Three Bald Guys Review
Jurassic Park III



(Theme music fades, lights rise to show GARIBALDI, PICARD and TEAL'C sitting in their usual seats on the theater balcony.)

PICARD: Hello, and welcome to "Three Bald Guys Review...". I'm Jean-Luc Picard of "Star Trek: The Next Generation".

TEAL'C: I am Teal'c of "Stargate SG-1".

GARIBALDI: And I'm Michael Garibaldi of "Babylon 5".

PICARD: Today we'll be taking a look at "Jurassic Park 3"--the latest in this dinosaur franchise. And, having seen three of these films now, I can sum up the entire "Jurassic Park" experience in two words: child endangerment.

GARIBALDI: Nothing says "family fun" like children being stalked by carnivorous dinosaurs.

TEAL'C: (sighing wistfully) Reminds me of my days growing up on Chulak...

PICARD: The child in this case winds up stranded on the island due to a para-sailing accident. Later, a wealthy couple hires Dr. Grant--portrayed again by Sam Neill from the first "Jurassic Park"--and Grant's protege Billy to guide them on an airplane tour of the island. But they do so under misleading circumstances--for they're actually the missing boy's parents and have come here to search for him. They land on the island against Grant's objections and, believe it or not...*they* wind up stranded on the island, too.

TEAL'C: I didn't see that coming...

GARIBALDI: The story then becomes, "Get off the island as fast as possible."

TEAL'C: Which is kind of ho-hum at this point.

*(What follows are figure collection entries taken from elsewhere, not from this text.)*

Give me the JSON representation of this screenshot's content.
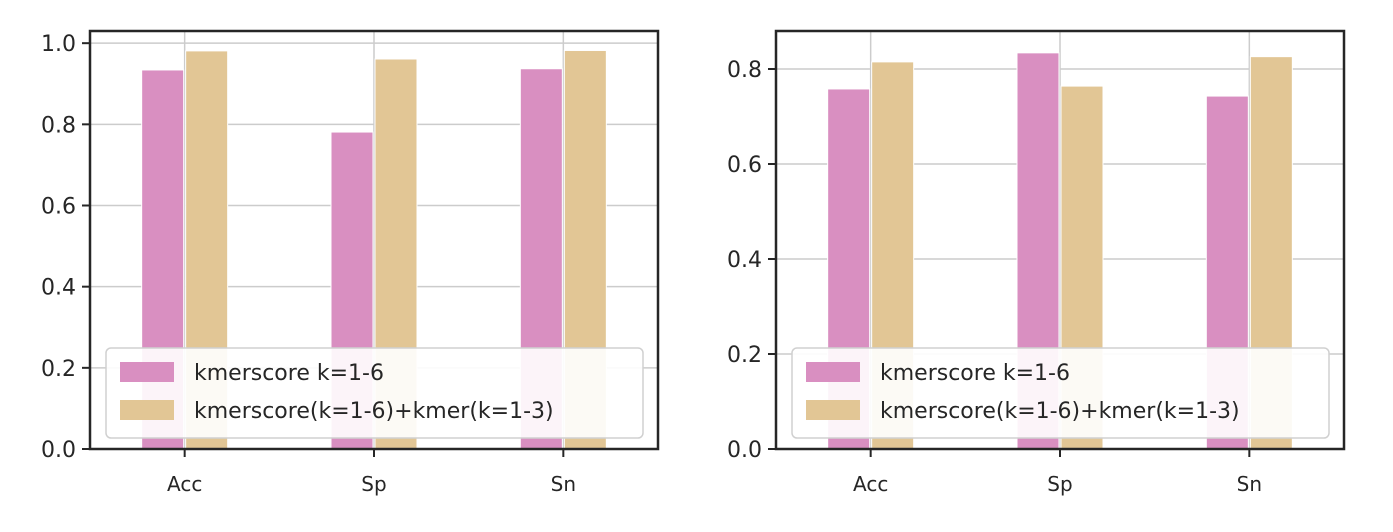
{
  "chart_data": [
    {
      "type": "bar",
      "title": "",
      "xlabel": "",
      "ylabel": "",
      "categories": [
        "Acc",
        "Sp",
        "Sn"
      ],
      "series": [
        {
          "name": "kmerscore k=1-6",
          "values": [
            0.934,
            0.781,
            0.937
          ],
          "color": "#d98fc1"
        },
        {
          "name": "kmerscore(k=1-6)+kmer(k=1-3)",
          "values": [
            0.981,
            0.961,
            0.982
          ],
          "color": "#e2c695"
        }
      ],
      "ylim": [
        0,
        1.03
      ],
      "yticks": [
        "0.0",
        "0.2",
        "0.4",
        "0.6",
        "0.8",
        "1.0"
      ],
      "ytick_values": [
        0.0,
        0.2,
        0.4,
        0.6,
        0.8,
        1.0
      ],
      "grid": true,
      "legend_position": "lower-left"
    },
    {
      "type": "bar",
      "title": "",
      "xlabel": "",
      "ylabel": "",
      "categories": [
        "Acc",
        "Sp",
        "Sn"
      ],
      "series": [
        {
          "name": "kmerscore k=1-6",
          "values": [
            0.758,
            0.834,
            0.743
          ],
          "color": "#d98fc1"
        },
        {
          "name": "kmerscore(k=1-6)+kmer(k=1-3)",
          "values": [
            0.815,
            0.764,
            0.826
          ],
          "color": "#e2c695"
        }
      ],
      "ylim": [
        0,
        0.88
      ],
      "yticks": [
        "0.0",
        "0.2",
        "0.4",
        "0.6",
        "0.8"
      ],
      "ytick_values": [
        0.0,
        0.2,
        0.4,
        0.6,
        0.8
      ],
      "grid": true,
      "legend_position": "lower-left"
    }
  ]
}
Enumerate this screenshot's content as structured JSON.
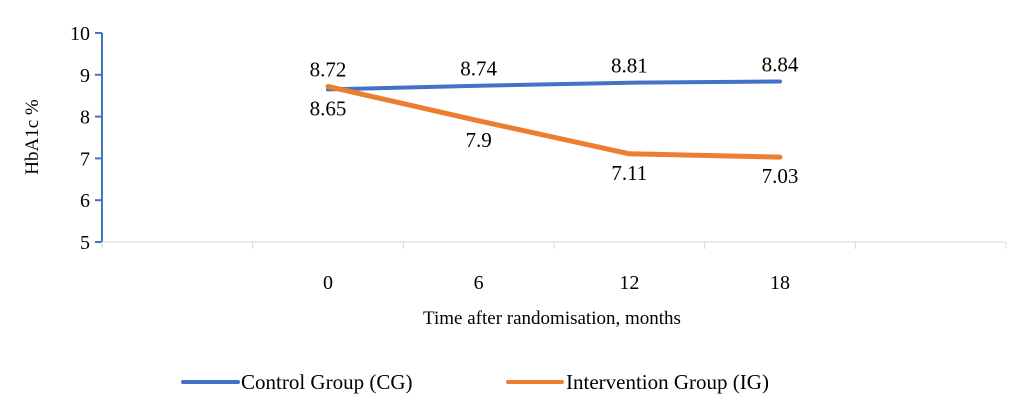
{
  "chart_data": {
    "type": "line",
    "title": "",
    "xlabel": "Time after randomisation, months",
    "ylabel": "HbA1c %",
    "ylim": [
      5,
      10
    ],
    "yticks": [
      "5",
      "6",
      "7",
      "8",
      "9",
      "10"
    ],
    "categories": [
      "",
      "0",
      "6",
      "12",
      "18",
      ""
    ],
    "grid": false,
    "legend_position": "bottom",
    "series": [
      {
        "name": "Control Group (CG)",
        "color": "#4472C4",
        "x": [
          "0",
          "6",
          "12",
          "18"
        ],
        "values": [
          8.65,
          8.74,
          8.81,
          8.84
        ],
        "labels": [
          "8.65",
          "8.74",
          "8.81",
          "8.84"
        ]
      },
      {
        "name": "Intervention Group (IG)",
        "color": "#ED7D31",
        "x": [
          "0",
          "6",
          "12",
          "18"
        ],
        "values": [
          8.72,
          7.9,
          7.11,
          7.03
        ],
        "labels": [
          "8.72",
          "7.9",
          "7.11",
          "7.03"
        ]
      }
    ]
  }
}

If they're going to do "Jurassic Park IV", I hope they come up with some new twists to the idea.

PICARD: You know what I think they should do for the fourth movie? I think it should be a combination of "Jurassic Park" and "Armageddon". You know, like, "Jurassic Armageddon" or something? And there's *another* asteroid heading our way, but Bruce Willis's character is dead, so he can't stop it...and it's going to slam right into the "Jurassic Park" island and kill all the dinosaurs...I mean, it worked sixty-five million years ago, right?

TEAL'C: That's true...

GARIBALDI: Actually, it's not.

PICARD: Excuse me?

GARIBALDI: The dinosaurs weren't killed by an asteroid.

PICARD: Okay, a comet, then.

GARIBALDI: Nope.

TEAL'C: Disease?

(GARIBALDI shakes his head.)

PICARD: Okay, Mr. Know-It-All, what *did* kill the dinosaurs, then?

(GARIBALDI looks around conspiratorially, then leans in close.)

GARIBALDI: Ninjas.

PICARD: Ninjas.

GARIBALDI: Uh-huh.

PICARD: Killed the dinosaurs.

GARIBALDI: Yep.

(PICARD and TEAL'C exchange a glance.)

PICARD: (to GARIBALDI) You've been drinking again, haven't you?

GARIBLADI: Of course not!

PICARD: (shaking his head) Ninjas killed the dinosaurs...I haven't heard a theory that ridiculous since...since...

TEAL'C: Since Garibaldi said that crop circles were created by Bigfoot?

PICARD: Exactly.

GARIBALDI: Hey, the jury's still out on that one! Why else do you think you never see them getting made?

PICARD: (sighing) Anyway, back to "Jurassic Park 3"...The plot's a bit formulaic, true, but it does have its moments. The big rescue at the end, in particular, is grin-worthy.

TEAL'C: I found the final confrontation with the velociraptors rather anticlimactic, though. Not to ruin it for anyone...but since the film-makers kind of ruined it anyway...: Dr. Grant "talks" to the velociraptors in their own language by blowing air through a molded replica of their vocal chamber--or something. And manages to say just the right thing...Contrived doesn't begin to cover it.

GARIBALDI: True...I mean, what if he'd accidentally busted out with a mating call? The movie would've lost that PG-13 rating SO fast...

PICARD: All that aside, it's still a decent movie, if not outstanding. The performances are adequate to the task--although Tea Leoni is a bit too shrill at times for my tastes. And the special effects are impressive...I give it two-and-a-half out of five stars. Teal'c?

TEAL'C: Two stars from me. The plot was a little too weak for me. Garibaldi?

GARIBALDI: I give it three stars, just because the dinosaurs look cool...

PICARD: And that'll do it. Until next time, I'm Jean-Luc Picard...

TEAL'C: I am Teal'c...

GARIBALDI: And I'm Michael Garibaldi, saying...

PICARD, TEAL'C and GARIBALDI: (in unison) Pass the Goobers!